Violenza sessuale credibile anche dopo anni: sentenza della Corte di Perugia

Violenza sessuale credibile anche dopo anni: sentenza della Corte di Perugia

6 Settembre 2023 - di Silvia_Di_Pasquale

“L’attendibilità della persona offesa dal delitto di violenza sessuale non è compromessa dal decorso di tanti anni dal momento in cui erano iniziate le condotte illecite al momento della denuncia dei fatti”. Questa la decisione della Corte d’appello di Perugia nelle motivazioni con le quali ha confermato la condanna nei confronti di un uomo, accusato del reato nei confronti della nipote della compagna. La giovane aveva presentato denuncia dopo sei anni dai fatti attribuiti all’uomo. La vittima non lo aveva fatto fino a quando l’uomo non ha tentato di fare lo stesso con la sorella minore. A quel punto ha deciso di intervenire.

Una notizia che rappresenta un punto a favore di quante, pur essendo vittime di violenza, non denunciano subito il reato. Attualmente il Codice rosso prevede che attualmente le vittime maggiorenni abbiano 12 mesi per denunciare gli abusi (precedentemente erano 6 mesi). Se la vittima è minorenne non ci sono limiti di tempo e si può procedere d’ufficio. La sentenza arriva in un momento storico in cui il tema della violenza sessuale è al centro delle cronache nazionali dopo lo stupro di Palermo e quello di Caivano.
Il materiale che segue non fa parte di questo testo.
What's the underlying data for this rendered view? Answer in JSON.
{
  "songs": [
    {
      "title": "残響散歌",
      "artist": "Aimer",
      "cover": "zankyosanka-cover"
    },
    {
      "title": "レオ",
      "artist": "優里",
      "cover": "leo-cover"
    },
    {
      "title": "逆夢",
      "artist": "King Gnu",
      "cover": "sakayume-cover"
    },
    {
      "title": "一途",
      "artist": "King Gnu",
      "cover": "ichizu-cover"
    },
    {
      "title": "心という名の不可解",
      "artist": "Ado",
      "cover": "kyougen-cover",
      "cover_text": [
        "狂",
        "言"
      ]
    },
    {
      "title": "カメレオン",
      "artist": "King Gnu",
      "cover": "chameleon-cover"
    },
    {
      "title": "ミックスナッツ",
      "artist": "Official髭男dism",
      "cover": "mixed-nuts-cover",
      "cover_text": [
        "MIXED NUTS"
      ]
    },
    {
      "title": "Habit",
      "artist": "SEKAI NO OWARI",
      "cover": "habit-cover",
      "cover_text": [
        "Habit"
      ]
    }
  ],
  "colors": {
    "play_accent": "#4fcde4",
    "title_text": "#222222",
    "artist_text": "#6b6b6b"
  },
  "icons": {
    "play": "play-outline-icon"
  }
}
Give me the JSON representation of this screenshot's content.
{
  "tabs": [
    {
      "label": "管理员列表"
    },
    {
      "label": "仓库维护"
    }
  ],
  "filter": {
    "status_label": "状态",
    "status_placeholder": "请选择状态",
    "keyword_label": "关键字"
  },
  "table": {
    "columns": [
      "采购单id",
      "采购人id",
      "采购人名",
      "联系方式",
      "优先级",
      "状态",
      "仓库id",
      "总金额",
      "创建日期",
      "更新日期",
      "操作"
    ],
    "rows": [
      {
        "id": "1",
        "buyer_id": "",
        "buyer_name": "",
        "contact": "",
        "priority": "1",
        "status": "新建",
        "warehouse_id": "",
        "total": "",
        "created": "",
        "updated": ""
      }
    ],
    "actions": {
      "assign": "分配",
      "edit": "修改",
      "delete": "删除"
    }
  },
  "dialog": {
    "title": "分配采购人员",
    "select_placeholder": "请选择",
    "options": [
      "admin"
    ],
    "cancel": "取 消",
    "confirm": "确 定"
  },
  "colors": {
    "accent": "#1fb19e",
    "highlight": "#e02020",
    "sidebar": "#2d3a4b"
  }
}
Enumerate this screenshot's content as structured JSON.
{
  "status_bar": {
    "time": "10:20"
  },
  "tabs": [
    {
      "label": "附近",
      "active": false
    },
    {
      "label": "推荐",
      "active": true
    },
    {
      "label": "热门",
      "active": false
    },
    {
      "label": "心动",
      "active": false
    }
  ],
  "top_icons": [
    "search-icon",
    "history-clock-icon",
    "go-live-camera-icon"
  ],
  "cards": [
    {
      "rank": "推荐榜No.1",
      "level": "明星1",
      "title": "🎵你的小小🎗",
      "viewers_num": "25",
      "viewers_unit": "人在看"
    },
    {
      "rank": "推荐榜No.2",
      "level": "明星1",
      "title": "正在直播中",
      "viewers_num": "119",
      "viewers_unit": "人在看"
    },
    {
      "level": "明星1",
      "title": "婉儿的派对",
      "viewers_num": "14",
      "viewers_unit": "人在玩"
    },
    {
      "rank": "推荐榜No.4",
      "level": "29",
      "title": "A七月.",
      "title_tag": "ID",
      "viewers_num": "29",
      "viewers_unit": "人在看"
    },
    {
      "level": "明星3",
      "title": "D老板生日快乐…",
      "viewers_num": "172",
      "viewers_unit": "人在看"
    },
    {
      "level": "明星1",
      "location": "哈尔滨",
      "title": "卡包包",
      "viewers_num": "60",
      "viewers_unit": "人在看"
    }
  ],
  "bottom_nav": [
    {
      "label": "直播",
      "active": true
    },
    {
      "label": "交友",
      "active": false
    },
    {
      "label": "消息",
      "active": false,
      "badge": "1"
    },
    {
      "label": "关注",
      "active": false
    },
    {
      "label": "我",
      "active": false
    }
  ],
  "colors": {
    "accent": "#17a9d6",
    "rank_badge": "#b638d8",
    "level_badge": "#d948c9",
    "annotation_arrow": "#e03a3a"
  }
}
La sentenza è riportata nel notiziario penale della Corte d’appello. “Nel caso di specie, la Corte d’appello confermava la sentenza di condanna dell’imputato del delitto di violenza sessuale, commesso a danno della nipote della sua compagna, la quale aveva denunciato i fatti soltanto sei anni dopo l’inizio delle violenze. La Corte riteneva che il decorso di tale termine non fosse indicativo dell’insussistenza delle condotte contestate, asseritamente frutto dell’immaginazione della persona offesa, quanto piuttosto della volontà della ragazza di non sconvolgere gli equilibri familiari; desiderio che era stato poi superato dal timore che l’imputato potesse commettere le stesse condotte nei confronti della sorella minore della vittima e che l’aveva condotta alla divulgazione dei fatti”.